The main purpose of the SRM project is to improve the efficiency and effectiveness of social programmes so that limited programme resources primarily reach the poor (i.e. minimizing leakage to non-poor) and the poor are not excluded (i.e. minimizing under-coverage of the poor). It has been designed to become an exhaustive and centralized database of social programme beneficiaries with the following objectives:
• to better identify beneficiaries of social programmes;
• to manage social programmes in an integrated way;
• to better harmonise the criteria for the different social programmes run by different Ministries; and
• to analyse cyclical and structural poverty reduction policies.
The SRM is therefore an instrument to assist government in identifying the beneficiaries of social programmes and deciding the level of assistance for each beneficiary.

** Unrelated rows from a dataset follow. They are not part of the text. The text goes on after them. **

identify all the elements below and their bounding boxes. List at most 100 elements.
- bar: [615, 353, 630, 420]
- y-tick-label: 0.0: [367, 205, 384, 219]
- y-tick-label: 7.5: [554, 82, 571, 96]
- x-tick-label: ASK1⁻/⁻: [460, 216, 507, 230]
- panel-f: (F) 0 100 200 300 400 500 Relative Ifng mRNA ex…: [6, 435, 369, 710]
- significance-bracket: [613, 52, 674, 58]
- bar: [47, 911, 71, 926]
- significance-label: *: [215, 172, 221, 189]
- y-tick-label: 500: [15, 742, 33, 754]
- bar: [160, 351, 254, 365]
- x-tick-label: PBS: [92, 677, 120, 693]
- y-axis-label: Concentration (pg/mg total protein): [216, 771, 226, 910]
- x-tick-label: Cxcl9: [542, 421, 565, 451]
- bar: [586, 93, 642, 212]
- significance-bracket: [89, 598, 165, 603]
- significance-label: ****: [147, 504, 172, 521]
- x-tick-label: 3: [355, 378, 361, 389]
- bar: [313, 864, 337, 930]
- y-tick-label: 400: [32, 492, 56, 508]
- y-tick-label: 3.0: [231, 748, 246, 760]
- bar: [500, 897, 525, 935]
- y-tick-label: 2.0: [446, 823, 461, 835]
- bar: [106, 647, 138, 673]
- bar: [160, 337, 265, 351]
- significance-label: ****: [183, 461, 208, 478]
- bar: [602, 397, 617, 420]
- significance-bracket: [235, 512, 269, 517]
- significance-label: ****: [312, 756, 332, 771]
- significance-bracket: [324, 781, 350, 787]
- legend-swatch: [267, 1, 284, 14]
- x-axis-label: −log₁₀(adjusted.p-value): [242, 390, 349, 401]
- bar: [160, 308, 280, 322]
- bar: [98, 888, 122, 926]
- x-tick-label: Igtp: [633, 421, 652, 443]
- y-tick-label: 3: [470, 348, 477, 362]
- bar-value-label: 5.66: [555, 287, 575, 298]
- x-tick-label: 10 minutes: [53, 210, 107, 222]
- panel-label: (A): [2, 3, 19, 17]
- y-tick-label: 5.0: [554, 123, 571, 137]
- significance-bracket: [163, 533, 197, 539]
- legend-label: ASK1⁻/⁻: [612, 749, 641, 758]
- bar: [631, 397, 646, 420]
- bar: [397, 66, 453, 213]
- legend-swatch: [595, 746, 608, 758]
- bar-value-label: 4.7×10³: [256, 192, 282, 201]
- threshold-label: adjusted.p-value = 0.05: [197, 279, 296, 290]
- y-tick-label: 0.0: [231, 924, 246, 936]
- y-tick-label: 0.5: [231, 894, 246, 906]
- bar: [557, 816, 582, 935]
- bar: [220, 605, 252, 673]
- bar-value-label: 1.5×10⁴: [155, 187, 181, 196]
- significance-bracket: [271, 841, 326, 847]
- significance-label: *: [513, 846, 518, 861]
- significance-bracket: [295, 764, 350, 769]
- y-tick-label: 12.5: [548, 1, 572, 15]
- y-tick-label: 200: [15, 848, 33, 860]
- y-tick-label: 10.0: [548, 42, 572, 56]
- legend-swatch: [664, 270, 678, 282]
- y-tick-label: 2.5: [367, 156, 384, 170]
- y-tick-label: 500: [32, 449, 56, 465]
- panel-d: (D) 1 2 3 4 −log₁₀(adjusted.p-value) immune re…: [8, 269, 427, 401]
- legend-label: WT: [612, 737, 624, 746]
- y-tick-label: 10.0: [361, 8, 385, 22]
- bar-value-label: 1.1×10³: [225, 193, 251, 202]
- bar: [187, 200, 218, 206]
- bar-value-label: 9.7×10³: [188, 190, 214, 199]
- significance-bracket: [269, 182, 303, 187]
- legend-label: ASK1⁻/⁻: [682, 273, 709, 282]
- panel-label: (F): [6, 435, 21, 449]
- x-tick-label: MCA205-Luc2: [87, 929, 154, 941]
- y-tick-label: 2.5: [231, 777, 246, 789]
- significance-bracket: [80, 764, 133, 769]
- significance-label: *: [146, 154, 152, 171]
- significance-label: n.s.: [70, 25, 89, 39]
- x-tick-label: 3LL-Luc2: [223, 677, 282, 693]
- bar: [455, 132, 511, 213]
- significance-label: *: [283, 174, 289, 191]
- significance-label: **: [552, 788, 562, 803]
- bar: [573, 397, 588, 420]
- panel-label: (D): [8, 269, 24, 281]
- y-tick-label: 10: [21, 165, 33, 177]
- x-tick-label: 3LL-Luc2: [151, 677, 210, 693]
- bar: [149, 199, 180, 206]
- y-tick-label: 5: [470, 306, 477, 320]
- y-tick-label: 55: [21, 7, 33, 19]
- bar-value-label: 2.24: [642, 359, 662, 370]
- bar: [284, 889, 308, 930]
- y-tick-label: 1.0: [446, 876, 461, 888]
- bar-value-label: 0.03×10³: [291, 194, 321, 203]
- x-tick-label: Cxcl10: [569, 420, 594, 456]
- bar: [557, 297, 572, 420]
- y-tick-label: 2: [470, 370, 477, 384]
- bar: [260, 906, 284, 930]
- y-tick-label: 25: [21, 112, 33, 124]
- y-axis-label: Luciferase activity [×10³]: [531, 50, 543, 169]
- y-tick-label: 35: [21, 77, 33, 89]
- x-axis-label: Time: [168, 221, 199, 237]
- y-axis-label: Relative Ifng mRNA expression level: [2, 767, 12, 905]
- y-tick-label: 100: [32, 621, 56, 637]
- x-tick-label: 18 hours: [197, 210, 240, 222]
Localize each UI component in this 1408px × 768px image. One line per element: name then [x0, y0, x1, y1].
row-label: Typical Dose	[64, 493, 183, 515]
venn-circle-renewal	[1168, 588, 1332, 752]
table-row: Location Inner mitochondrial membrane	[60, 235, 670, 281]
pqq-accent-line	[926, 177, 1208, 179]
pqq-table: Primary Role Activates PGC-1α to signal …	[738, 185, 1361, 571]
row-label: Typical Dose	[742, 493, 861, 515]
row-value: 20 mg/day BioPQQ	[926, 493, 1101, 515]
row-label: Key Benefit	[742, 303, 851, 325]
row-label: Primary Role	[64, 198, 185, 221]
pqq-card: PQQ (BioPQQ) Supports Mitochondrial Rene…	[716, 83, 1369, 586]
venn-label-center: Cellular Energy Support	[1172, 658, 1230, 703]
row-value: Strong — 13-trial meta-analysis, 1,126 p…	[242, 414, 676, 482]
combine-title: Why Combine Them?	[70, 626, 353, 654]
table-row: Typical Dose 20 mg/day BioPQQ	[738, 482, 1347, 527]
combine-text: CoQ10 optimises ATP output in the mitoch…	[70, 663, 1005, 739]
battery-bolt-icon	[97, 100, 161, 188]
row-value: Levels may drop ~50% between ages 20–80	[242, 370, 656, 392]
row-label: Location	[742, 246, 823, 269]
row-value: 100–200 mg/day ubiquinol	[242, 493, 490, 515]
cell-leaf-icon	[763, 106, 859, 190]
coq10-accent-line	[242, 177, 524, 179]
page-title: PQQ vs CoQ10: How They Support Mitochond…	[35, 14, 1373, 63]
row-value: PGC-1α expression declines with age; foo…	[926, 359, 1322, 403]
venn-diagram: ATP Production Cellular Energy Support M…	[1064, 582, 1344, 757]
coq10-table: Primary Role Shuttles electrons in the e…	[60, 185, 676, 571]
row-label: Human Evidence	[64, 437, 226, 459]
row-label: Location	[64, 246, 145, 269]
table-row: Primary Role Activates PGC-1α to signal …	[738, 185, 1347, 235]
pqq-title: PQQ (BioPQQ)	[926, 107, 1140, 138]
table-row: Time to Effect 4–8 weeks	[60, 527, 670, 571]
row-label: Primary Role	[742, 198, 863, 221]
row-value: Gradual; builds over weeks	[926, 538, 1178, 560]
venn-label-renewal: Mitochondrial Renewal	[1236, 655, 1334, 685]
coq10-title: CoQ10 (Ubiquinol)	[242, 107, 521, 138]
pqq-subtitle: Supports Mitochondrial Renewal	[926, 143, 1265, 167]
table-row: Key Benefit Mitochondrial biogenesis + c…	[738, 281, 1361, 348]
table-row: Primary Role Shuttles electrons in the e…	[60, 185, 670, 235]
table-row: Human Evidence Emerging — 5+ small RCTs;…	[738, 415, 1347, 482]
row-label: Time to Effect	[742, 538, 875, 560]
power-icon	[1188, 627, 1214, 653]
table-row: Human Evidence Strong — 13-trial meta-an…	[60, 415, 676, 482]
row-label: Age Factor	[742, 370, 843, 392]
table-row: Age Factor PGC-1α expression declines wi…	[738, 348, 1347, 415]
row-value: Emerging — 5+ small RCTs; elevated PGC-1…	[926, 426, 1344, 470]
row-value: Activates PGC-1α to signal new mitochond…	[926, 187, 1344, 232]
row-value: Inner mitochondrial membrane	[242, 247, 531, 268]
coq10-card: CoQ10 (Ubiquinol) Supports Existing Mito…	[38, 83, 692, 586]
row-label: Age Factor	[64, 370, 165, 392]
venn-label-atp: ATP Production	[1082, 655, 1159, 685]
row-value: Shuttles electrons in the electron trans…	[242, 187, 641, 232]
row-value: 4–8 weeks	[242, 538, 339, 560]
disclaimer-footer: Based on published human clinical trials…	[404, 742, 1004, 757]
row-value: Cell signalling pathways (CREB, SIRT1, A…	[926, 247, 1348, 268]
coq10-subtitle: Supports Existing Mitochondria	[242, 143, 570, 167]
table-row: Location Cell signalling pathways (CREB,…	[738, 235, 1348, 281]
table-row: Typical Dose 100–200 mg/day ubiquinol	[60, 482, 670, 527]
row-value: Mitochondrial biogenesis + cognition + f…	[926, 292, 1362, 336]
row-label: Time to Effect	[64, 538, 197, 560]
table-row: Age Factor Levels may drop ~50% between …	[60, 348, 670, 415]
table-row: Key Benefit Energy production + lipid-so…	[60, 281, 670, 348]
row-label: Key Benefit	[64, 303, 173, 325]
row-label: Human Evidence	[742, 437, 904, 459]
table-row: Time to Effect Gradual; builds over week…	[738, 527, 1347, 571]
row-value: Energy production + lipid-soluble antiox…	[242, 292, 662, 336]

It will also serve to evaluate existing social programmes and improve performance and service delivery.
Proxy Means Test allows us to estimate the income or consumption when precise measurements are unavailable or difficult to obtain mainly in countries where there is a large informal sector. In many cases it is difficult to tell how much a family earns or spends every month. Even the household members themselves might not be able to tell. However we can guess based on household characteristics. For example if we have two families same size, same district, same age but living in different houses, one house made of wood and the other made of concrete then our proxy will be “Type of Wall' and “Type of Roof". There is great variability in incomes, even between families living in houses made of wood so we should not limit ourselves to only one proxy. The PMT test uses many proxies to obtain a test that will accurately predict the income of different households.
Following the Household Budget Survey of 2006, a LCS (Living Condition Survey) was carried out to provide information on basic needs by consumption category and from this information, a method was designed to calculate monetary assessments of each of these basic needs.
The Household budget survey data was used for regressing the Living Standard variable on household characteristics easy to observe.
The Living standard predictions were calculated by defining the quantile regressions in terms of living standard levels i.e on household consumption levels representative of the poor.Precisely, the quantile regression centered in the quantile of living standard corresponding to the consumption- based Poverty Line was used.
The predicted consumption levels are multiplied by the number of adult equivalence scale and then compared against the Poverty lines of the Empowerment act (The per capita threshold table below refers) to identify the eligible poor and within these eligible households a further check is done based on their income which also include transfers, pensions etc.
In July 2010 a first PMT 1 formula was produced and it was used as from April 2012.
In 2015 a new PMT 2 formula was produced, this new PMT also included assets and it is still being used, only the CPI has been adjusted.